These Three Indian-Origin Students Made It To Time's 25 Most Influential Teens List

Three Indian-origin students have made it to Time Magazine's list of 25 most influential teens of 2018.

Three Indian-origin students have made it to Time Magazine’s list of 25 most influential teens of 2018.

Indian-American Kavya Kopparapu, Rishab Jain, and British-Indian Amika George featured in the group, who have made a mark in their respective fields and inspired youngsters across the globe.

Rishab Jain, an eighth-grader from Oregon, developed an algorithm that can possibly cure pancreatic cancer. The 14-year-old developed a software tool that, during simulations, has helped doctors zero in on the pancreas more accurately, ideally improving treatments, Times Magazine reported. The algorithm won Jain the $25,000 top prize at the Discovery Education 3M Young Scientist Challenge in October. He is now looking for partners, either hospitals or independent physicians, who could help him run a clinical trial to continue testing.

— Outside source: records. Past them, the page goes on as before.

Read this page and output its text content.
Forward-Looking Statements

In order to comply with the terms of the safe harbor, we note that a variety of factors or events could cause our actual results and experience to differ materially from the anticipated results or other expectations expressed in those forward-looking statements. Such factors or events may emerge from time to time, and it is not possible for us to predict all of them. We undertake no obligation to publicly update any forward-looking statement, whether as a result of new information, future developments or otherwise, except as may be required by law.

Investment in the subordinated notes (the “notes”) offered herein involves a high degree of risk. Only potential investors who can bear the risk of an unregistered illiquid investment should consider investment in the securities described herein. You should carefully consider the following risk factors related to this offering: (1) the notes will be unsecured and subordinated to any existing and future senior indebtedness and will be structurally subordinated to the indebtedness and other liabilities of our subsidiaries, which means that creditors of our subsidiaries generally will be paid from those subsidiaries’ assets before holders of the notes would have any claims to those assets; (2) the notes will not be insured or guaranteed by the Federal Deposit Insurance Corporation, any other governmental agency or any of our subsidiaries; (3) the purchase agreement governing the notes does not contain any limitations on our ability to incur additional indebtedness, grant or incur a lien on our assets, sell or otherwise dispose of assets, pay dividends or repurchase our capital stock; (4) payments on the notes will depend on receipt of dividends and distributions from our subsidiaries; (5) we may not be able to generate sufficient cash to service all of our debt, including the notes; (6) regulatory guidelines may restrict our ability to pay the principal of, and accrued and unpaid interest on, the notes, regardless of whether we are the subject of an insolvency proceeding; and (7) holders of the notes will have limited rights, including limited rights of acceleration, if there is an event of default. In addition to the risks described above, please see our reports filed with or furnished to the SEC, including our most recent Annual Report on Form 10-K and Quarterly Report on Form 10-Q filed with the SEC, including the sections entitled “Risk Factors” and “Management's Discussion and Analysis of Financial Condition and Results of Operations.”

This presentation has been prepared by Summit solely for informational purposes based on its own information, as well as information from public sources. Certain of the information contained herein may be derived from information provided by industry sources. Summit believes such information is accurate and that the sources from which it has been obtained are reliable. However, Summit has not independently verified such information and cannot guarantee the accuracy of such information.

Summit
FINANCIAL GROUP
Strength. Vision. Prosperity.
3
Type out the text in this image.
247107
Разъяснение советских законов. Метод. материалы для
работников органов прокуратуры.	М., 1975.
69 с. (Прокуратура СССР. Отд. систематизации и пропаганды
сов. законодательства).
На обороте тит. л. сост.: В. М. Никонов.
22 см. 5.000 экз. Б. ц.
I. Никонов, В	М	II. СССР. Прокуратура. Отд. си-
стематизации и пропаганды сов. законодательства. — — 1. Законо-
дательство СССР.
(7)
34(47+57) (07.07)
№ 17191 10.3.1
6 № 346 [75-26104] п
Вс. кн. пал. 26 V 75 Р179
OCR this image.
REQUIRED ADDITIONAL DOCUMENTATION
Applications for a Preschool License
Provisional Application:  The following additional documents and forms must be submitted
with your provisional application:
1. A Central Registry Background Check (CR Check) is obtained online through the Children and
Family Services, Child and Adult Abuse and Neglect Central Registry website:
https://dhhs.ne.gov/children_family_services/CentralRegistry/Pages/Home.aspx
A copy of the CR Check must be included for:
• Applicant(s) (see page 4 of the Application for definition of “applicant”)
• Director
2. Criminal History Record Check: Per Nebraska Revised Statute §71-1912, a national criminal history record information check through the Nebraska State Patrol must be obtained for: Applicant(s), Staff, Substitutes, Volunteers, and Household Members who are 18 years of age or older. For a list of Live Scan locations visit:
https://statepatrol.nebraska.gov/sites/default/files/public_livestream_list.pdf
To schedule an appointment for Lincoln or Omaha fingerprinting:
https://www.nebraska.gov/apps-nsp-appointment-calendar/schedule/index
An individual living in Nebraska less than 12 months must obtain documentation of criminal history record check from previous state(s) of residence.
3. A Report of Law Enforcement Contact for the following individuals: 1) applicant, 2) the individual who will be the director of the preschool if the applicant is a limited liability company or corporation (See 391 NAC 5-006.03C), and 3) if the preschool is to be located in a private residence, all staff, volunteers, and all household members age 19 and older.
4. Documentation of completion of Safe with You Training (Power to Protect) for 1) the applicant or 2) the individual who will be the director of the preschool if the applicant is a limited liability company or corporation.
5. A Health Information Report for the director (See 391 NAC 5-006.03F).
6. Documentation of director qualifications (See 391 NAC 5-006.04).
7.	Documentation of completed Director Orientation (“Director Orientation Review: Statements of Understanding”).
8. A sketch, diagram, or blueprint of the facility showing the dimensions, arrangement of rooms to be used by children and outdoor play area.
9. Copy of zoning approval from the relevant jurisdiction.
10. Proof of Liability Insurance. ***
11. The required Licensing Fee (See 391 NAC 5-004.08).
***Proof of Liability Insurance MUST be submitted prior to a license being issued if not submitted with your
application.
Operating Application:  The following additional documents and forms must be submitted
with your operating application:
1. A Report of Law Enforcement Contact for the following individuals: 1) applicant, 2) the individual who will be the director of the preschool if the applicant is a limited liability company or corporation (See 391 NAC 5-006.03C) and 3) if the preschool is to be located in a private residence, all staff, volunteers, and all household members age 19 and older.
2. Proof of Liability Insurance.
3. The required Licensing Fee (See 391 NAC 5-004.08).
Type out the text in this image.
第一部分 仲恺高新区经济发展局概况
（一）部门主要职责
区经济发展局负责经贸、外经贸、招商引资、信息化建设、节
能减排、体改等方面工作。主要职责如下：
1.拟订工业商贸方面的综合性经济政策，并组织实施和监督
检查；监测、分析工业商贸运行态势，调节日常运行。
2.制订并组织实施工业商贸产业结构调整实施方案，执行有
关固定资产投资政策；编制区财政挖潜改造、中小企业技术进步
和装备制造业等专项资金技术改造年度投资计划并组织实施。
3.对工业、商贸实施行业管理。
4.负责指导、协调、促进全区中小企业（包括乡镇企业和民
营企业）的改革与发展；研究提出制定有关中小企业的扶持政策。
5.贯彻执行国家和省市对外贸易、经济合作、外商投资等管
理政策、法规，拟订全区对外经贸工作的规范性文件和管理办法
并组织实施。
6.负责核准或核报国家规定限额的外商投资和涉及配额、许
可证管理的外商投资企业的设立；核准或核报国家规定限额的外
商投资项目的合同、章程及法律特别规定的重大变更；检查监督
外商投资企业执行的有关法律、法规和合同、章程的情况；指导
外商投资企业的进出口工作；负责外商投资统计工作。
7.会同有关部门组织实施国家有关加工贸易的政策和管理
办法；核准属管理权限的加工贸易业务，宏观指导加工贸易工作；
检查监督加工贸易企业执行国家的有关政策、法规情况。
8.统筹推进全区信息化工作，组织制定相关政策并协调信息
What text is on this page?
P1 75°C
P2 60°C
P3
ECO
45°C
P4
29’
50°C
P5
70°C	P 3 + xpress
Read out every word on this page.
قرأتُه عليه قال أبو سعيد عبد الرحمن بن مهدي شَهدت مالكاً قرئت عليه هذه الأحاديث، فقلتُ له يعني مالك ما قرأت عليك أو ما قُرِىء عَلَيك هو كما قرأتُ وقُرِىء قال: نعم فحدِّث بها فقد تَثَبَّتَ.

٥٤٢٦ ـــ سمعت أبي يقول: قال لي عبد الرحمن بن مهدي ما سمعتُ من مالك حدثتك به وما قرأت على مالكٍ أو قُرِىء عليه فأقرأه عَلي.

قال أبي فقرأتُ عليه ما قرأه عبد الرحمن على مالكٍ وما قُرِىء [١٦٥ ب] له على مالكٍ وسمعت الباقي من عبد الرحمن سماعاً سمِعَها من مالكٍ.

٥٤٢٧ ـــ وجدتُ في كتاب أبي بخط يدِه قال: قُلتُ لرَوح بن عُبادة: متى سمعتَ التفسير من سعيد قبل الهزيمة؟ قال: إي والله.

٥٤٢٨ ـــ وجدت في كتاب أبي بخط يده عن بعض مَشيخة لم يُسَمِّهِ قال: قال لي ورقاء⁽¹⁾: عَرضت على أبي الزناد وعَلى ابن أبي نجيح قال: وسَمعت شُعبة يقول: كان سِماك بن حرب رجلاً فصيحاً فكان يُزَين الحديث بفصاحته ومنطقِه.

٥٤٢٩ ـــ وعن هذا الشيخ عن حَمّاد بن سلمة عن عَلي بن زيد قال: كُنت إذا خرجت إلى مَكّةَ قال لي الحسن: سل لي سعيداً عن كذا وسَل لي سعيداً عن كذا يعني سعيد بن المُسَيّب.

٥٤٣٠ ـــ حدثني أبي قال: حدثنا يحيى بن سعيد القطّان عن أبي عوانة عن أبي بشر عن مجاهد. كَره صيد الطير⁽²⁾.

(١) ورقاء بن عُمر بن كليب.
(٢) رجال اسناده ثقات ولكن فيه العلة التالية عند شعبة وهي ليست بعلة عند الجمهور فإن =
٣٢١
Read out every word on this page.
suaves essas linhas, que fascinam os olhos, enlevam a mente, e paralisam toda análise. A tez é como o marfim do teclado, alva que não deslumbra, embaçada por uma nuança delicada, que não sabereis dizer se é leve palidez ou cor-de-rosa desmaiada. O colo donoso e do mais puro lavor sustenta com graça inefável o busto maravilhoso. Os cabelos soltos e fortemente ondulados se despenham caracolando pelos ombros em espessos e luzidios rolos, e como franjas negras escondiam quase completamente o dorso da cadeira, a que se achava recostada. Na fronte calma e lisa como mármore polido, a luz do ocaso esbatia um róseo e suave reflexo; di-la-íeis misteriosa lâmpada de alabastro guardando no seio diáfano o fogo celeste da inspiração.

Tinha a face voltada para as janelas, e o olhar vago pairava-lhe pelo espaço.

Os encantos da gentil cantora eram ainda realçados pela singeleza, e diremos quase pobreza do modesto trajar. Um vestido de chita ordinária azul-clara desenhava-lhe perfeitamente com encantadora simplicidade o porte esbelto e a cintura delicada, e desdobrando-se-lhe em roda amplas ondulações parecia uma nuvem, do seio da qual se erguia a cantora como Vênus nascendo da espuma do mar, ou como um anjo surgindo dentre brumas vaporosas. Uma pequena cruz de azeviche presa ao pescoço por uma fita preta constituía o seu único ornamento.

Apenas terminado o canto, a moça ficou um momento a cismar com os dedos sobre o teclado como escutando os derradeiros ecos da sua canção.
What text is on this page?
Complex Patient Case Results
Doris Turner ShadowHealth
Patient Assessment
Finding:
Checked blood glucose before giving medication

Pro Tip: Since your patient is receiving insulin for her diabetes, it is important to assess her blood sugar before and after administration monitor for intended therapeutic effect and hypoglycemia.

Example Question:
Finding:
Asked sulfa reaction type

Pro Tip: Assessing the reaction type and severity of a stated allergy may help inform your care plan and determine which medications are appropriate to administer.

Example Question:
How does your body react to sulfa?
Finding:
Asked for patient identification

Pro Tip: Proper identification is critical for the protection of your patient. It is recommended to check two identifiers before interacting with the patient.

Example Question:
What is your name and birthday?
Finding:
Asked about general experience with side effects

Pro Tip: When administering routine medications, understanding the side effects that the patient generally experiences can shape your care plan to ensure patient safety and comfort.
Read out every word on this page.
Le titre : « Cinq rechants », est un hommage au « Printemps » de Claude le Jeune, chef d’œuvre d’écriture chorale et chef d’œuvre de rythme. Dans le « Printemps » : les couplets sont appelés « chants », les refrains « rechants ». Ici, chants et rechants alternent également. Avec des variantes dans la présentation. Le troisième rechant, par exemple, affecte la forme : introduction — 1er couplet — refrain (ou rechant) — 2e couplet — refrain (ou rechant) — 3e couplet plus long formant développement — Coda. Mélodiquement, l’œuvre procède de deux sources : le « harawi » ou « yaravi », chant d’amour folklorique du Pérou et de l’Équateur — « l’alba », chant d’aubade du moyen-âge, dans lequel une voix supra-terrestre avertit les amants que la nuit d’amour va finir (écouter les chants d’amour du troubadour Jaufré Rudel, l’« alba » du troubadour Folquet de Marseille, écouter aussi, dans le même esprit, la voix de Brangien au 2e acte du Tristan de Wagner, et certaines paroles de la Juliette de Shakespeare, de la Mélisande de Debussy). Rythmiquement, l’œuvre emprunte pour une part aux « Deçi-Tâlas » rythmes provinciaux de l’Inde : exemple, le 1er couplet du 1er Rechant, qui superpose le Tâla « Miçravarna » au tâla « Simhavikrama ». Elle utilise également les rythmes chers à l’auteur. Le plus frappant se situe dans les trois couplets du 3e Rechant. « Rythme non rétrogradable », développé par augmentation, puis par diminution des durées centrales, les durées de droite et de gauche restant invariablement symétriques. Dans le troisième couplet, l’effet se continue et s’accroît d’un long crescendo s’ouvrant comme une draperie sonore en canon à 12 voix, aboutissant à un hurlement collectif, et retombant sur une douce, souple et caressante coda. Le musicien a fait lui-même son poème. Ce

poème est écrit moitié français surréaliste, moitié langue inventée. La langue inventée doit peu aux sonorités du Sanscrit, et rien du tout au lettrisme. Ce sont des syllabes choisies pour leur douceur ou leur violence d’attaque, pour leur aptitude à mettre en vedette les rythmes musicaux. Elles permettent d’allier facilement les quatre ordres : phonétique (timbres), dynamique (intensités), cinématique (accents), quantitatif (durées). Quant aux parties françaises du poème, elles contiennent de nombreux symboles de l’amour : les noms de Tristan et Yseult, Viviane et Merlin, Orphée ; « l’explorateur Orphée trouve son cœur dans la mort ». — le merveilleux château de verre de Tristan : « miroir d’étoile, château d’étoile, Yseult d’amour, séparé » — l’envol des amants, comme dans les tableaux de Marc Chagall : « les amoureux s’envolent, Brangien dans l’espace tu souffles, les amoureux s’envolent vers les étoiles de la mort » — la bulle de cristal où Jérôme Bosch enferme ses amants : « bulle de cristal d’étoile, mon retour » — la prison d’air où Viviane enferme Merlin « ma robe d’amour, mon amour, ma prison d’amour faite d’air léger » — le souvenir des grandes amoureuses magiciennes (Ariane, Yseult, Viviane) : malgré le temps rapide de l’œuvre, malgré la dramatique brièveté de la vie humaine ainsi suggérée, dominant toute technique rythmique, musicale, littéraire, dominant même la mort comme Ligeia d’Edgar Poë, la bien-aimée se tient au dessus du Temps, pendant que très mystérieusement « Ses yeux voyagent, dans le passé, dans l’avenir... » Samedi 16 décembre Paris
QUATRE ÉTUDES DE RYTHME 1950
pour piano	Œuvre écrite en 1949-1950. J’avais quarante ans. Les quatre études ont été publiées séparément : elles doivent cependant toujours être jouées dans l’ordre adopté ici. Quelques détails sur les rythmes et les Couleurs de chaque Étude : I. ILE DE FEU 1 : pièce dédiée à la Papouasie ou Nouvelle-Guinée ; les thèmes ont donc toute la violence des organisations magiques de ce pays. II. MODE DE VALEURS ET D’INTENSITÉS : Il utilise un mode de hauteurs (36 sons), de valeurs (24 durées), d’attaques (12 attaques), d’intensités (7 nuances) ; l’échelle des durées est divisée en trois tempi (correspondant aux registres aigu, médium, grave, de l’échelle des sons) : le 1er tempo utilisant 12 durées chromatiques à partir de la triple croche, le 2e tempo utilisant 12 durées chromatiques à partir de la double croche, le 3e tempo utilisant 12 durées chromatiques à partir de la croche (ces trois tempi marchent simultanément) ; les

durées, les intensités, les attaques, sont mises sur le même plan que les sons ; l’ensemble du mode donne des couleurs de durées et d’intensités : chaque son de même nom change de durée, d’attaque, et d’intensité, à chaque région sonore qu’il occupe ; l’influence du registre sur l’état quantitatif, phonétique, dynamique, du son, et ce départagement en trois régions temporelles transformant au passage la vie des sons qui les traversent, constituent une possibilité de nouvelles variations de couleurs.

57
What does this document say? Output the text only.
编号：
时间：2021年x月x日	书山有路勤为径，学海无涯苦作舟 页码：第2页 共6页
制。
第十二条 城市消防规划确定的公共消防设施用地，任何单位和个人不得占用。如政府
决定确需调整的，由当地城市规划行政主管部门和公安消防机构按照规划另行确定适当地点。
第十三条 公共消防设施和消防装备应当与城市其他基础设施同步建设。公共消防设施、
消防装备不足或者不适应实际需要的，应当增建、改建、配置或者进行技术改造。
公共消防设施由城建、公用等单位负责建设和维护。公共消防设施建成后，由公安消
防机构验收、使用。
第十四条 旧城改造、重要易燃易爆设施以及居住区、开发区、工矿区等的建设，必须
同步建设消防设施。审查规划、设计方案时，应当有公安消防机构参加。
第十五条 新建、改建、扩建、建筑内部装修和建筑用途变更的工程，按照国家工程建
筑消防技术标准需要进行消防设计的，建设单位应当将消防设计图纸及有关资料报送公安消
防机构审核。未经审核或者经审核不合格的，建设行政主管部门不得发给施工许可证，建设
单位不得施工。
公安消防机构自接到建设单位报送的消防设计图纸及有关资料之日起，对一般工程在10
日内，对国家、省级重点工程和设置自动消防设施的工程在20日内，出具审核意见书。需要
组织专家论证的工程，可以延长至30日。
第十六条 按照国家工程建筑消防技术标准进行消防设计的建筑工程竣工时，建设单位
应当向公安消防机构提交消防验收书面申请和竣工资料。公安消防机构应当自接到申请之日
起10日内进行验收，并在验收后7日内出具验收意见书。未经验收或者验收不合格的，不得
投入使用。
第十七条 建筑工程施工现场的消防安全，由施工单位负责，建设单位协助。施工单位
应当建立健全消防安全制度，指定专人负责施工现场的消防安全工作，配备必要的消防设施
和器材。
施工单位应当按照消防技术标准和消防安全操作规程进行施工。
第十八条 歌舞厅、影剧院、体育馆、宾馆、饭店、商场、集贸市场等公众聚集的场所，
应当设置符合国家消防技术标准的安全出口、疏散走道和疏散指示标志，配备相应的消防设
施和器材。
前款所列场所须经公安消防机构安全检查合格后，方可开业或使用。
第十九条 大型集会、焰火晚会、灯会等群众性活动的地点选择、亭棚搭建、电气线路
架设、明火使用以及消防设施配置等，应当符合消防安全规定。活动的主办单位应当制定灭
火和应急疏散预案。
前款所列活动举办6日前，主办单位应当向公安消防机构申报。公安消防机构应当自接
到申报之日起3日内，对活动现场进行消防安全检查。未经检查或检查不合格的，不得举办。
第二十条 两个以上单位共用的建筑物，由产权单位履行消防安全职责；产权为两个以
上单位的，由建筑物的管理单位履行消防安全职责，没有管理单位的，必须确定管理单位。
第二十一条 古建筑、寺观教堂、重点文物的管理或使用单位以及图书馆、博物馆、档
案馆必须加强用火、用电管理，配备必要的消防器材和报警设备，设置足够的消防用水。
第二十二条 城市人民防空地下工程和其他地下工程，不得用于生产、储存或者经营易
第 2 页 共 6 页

18-year-old Kavya Kopparapu decided to develop a system to improve the survival rate of glioblastoma, an aggressive brain cancer, which has not improved for the past 30 years.

The Indian-American, who recently got admitted to Harvard University, developed a deep-learning computer system that can scan slides of tissue from brain cancer patients looking for differences in density, colour, texture and cellular alignment that are unique to that particular person’s case.

She aims “to develop targeted therapies that are also unique to the person.”

Amika George, a 19-year-old, only goal is to end “period poverty.” She aims to convince policymaker to allocate fund for the distribution of menstrual products to girls and women who cannot afford them.

“It really upsets me,” she tells the magazine on learning that many girls in the UK were routinely missing school during their periods because they could not afford to buy menstrual products.

She launched the #FreePeriods campaign as a response, gathering nearly 200,000 signatures on her petition to help eradicate period poverty; the movement eventually garnered the support of over a dozen U.K. policymakers, galvanising the government to allocate funds to the issue for the first time.